In Uncharted Waters, Retailers Must Be Ready For Change
Username: Name: Membership: Unknown Status: Unknown Annual Revenue: Profile Complete: Private: FALSE
The industry has been abuzz with conversations about the store for several years. The question: How do we make/keep stores relevant? Some retailers acted, others spent a lot of breath on the topic, with not a lot of action to be seen.
Now, as they say, “Stuff’s getting real.” Can retailers respond? The times have changed, and now, COVID-19 has driven the need for store change onto center stage. Can technology help? We believe it can.
Back in January, under the assumption that store formats were going to change in any case, Workday commissioned us to do a benchmark report on the state of corporate budgeting, planning, process changes workforce needs and results analysis. The presumption was that since store formats were changing, it would be good to get a sense of how quickly retailers could respond.
The results initially seemed to tell us that responsiveness was “good enough.” It turns out that the responsiveness is no longer adequate. The economy is going to re-open sometime in the next month or so (depending on the state and country), and nothing is surer than change. Nothing about this has been or will be gradual. It’s coming like a piano flying out of a 20th floor window.
On a most baseline level, retail and hospitality will have some new processes to contend with for the foreseeable future. Distance requirements in-store, potentially limiting the number of shoppers that can enter at a time (which of course leads us to distance requirements OUTSIDE the store as well). Masks and gloves for everyone.
Stores with essential services have gotten a head start on these new processes, with companies like Walmart, Target, Costco, Publix, Whole Foods Market and others implementing them. Others, like restaurants and pool supply stores so far don’t even allow people picking up orders to enter the facility. Tables are set up outside where people can pick up and pay for their purchases. But what happens later?
This leads us to the question at hand: are your business budgeting, planning, process monitoring and workforce evaluation technologies nimble enough to support the changes you will have to go through? Presuming you have the cash for continuing operations, can you continue on through not just one, but a series of “new normals?”
With chains starting to declare bankruptcy (Neiman-Marcus announced its intention to declare on April 20, and 24 Hour Fitness is “exploring its options”) there is a certain urgency around trying models that customers will feel safe to enter, and then adjusting those models as time goes by. Until a working vaccine is found and becomes ubiquitous, we can expect “flares” to happen in different parts of the country.

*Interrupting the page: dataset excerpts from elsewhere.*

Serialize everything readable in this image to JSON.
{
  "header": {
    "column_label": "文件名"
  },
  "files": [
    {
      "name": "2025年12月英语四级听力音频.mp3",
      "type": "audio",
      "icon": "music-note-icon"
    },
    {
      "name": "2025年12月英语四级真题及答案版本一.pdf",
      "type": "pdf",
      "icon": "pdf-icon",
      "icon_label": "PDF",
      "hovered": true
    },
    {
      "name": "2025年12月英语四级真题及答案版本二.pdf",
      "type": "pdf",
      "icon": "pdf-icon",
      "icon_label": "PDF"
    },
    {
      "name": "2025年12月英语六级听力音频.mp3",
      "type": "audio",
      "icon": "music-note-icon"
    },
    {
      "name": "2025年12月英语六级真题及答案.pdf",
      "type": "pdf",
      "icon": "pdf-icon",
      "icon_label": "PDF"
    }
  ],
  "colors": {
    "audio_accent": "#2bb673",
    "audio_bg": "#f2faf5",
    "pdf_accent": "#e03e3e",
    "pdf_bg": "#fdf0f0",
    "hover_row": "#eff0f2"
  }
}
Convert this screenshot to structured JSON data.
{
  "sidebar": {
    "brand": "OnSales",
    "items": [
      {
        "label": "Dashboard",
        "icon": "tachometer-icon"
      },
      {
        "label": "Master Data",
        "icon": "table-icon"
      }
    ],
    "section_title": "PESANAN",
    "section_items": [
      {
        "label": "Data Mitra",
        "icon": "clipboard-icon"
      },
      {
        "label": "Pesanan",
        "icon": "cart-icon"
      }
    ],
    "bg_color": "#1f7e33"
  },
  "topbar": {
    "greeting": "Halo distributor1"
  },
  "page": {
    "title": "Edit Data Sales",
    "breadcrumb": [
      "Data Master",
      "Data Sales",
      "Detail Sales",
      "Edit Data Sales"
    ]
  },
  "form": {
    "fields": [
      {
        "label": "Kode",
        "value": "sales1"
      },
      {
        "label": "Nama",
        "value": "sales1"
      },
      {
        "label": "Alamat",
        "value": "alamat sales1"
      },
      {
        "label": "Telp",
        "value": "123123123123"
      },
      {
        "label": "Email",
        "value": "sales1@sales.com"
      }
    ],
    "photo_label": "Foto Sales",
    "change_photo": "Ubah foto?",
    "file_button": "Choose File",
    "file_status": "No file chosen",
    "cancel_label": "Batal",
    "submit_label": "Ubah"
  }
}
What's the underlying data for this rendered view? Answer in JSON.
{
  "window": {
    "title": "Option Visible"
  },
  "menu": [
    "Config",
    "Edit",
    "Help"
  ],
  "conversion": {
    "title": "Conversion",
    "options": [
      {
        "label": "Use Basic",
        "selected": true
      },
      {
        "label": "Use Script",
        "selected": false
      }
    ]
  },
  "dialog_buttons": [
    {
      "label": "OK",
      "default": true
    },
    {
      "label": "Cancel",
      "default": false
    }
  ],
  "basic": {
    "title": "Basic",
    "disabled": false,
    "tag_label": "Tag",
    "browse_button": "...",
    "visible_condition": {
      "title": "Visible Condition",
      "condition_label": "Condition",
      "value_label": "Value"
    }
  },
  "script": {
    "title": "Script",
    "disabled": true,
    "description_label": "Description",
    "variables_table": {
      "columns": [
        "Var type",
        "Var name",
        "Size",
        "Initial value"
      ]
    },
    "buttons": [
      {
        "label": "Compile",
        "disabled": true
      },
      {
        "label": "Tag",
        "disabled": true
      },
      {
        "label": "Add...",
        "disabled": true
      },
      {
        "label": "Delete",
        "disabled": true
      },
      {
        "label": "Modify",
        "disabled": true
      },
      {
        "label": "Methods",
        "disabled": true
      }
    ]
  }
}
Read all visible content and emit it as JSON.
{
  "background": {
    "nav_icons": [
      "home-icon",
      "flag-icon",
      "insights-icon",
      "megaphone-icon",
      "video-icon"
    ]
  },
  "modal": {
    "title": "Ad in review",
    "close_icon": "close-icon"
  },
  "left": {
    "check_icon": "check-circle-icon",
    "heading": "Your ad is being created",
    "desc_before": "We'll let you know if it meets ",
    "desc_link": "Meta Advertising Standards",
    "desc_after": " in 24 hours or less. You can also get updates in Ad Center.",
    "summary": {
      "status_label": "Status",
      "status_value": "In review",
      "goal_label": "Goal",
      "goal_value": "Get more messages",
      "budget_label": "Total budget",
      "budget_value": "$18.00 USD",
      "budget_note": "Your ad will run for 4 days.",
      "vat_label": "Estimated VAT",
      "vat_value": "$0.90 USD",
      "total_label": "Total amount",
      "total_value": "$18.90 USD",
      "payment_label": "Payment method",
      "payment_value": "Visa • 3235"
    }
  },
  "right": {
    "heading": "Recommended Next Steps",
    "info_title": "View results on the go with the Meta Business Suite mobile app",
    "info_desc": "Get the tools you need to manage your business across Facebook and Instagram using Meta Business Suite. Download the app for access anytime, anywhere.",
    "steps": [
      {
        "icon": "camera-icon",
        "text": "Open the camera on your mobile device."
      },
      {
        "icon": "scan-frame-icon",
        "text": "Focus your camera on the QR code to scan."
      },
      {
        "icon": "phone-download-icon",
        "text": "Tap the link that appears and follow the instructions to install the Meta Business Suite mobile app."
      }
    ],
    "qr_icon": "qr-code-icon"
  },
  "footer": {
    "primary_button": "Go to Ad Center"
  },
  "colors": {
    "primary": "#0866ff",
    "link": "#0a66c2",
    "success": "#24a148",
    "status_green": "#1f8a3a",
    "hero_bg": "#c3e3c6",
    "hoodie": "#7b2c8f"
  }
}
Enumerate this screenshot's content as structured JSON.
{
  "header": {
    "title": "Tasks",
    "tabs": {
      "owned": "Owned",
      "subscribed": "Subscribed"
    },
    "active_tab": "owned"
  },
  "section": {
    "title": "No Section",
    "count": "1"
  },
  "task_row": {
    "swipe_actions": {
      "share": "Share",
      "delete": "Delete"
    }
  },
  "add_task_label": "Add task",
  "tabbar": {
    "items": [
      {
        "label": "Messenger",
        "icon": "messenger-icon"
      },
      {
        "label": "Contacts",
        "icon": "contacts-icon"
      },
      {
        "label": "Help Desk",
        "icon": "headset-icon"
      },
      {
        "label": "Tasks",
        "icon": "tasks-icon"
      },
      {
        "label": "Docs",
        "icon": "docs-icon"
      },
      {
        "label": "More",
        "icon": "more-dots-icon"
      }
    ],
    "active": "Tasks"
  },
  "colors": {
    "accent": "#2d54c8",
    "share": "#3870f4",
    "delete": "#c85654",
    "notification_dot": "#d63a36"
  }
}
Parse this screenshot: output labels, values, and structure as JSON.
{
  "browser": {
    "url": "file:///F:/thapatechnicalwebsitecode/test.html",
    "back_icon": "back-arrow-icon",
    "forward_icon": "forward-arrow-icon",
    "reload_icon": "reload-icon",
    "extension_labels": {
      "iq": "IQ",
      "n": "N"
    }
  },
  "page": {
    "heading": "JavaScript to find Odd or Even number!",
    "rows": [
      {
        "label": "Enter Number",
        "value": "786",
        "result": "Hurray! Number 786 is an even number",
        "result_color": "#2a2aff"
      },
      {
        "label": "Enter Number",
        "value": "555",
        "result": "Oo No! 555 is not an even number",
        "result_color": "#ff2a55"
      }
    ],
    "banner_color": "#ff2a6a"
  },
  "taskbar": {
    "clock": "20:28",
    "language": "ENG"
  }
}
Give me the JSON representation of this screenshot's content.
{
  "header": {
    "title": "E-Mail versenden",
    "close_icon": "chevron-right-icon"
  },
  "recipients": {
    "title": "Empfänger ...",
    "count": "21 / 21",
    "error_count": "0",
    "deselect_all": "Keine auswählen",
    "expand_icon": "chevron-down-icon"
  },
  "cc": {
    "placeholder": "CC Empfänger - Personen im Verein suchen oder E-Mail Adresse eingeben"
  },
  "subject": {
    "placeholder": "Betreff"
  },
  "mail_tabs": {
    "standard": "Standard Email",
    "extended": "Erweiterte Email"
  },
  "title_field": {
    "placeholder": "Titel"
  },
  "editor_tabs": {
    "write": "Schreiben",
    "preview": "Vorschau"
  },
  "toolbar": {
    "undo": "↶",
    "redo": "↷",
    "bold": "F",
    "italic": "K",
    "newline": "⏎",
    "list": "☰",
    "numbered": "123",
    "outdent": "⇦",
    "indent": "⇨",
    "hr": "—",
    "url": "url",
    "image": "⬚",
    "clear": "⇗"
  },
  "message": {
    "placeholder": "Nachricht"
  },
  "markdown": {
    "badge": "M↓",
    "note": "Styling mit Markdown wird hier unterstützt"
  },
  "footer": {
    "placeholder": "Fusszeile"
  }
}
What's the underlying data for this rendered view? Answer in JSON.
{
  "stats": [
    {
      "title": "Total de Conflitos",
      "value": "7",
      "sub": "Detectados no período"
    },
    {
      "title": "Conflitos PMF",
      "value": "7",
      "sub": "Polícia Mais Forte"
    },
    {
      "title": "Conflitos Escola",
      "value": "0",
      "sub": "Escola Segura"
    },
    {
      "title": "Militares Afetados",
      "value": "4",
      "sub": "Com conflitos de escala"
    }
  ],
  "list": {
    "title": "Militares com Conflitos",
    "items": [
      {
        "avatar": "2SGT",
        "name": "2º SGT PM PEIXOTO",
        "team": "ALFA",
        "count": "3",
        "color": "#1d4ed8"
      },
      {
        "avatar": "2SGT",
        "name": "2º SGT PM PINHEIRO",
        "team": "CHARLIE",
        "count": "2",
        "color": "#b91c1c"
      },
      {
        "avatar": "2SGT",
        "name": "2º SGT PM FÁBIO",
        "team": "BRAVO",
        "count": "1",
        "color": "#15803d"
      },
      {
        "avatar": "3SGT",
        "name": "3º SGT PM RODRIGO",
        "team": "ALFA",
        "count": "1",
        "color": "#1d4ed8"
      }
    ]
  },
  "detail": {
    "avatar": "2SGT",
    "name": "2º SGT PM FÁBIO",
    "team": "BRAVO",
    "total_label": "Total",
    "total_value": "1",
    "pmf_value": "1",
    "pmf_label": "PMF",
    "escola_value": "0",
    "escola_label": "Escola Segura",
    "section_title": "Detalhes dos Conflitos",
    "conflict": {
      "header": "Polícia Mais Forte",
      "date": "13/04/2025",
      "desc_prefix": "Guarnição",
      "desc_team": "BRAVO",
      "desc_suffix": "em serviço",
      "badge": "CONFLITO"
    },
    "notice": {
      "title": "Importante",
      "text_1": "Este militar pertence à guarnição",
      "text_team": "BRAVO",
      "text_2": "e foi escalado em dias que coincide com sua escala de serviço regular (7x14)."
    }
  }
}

People are chaffing at the bit of social isolation in the US and are doing less-than-intelligent things to express their displeasure. This promises new breeding grounds for an insanely contagious virus.
All this goes back to the question: Are you ready to be really nimble? Look at it this way. Amazon was our “prime example” of nimbleness. No one can say the company has performed flawlessly during the first phase of the pandemic. In fact, I can say that Walmart.com has been far more responsive and better with their in-stock position. After all, the company has thousands of these “store things” that it can use for fulfillment or customer in-store purchases. It may have to think about the last mile, but it certainly has optimized “all the other miles.”
If Amazon had trouble adapting, what will happen to you? If you are forced to reconfigure your selling floor and/or checkout stations, can you do it? How long will it take you to figure out new processes required? How long to implement them? And how long to move beyond squeaky wheel syndrome to determining what’s working?
All this is by way of saying that it may well be time to think about improving those processes that will support new formats. Yes, it may require buying some software. Of course, that’s a tough ask. But it’s an easier ask than “Are you ready to declare bankruptcy?”
I’ve talked about the need for retailers to move beyond “retail time” to “consumer time” for years. Now it’s time to move faster than that into and out of “COVID time.” It’s hard to believe that on February 24 I was at a conference, and 10 days later, I declared myself on lockdown, where I remain. While that seems like a lifetime ago, in fact, it’s barely two months! Most of our respondents said it takes them 1-3 months to get new processes in place. Well, that’s not going to work anymore.
Those years of postponing new technology solutions because the IT group can “make it work” are behind us now. We need real speed. The alternative is losing control of your destiny. Think about it.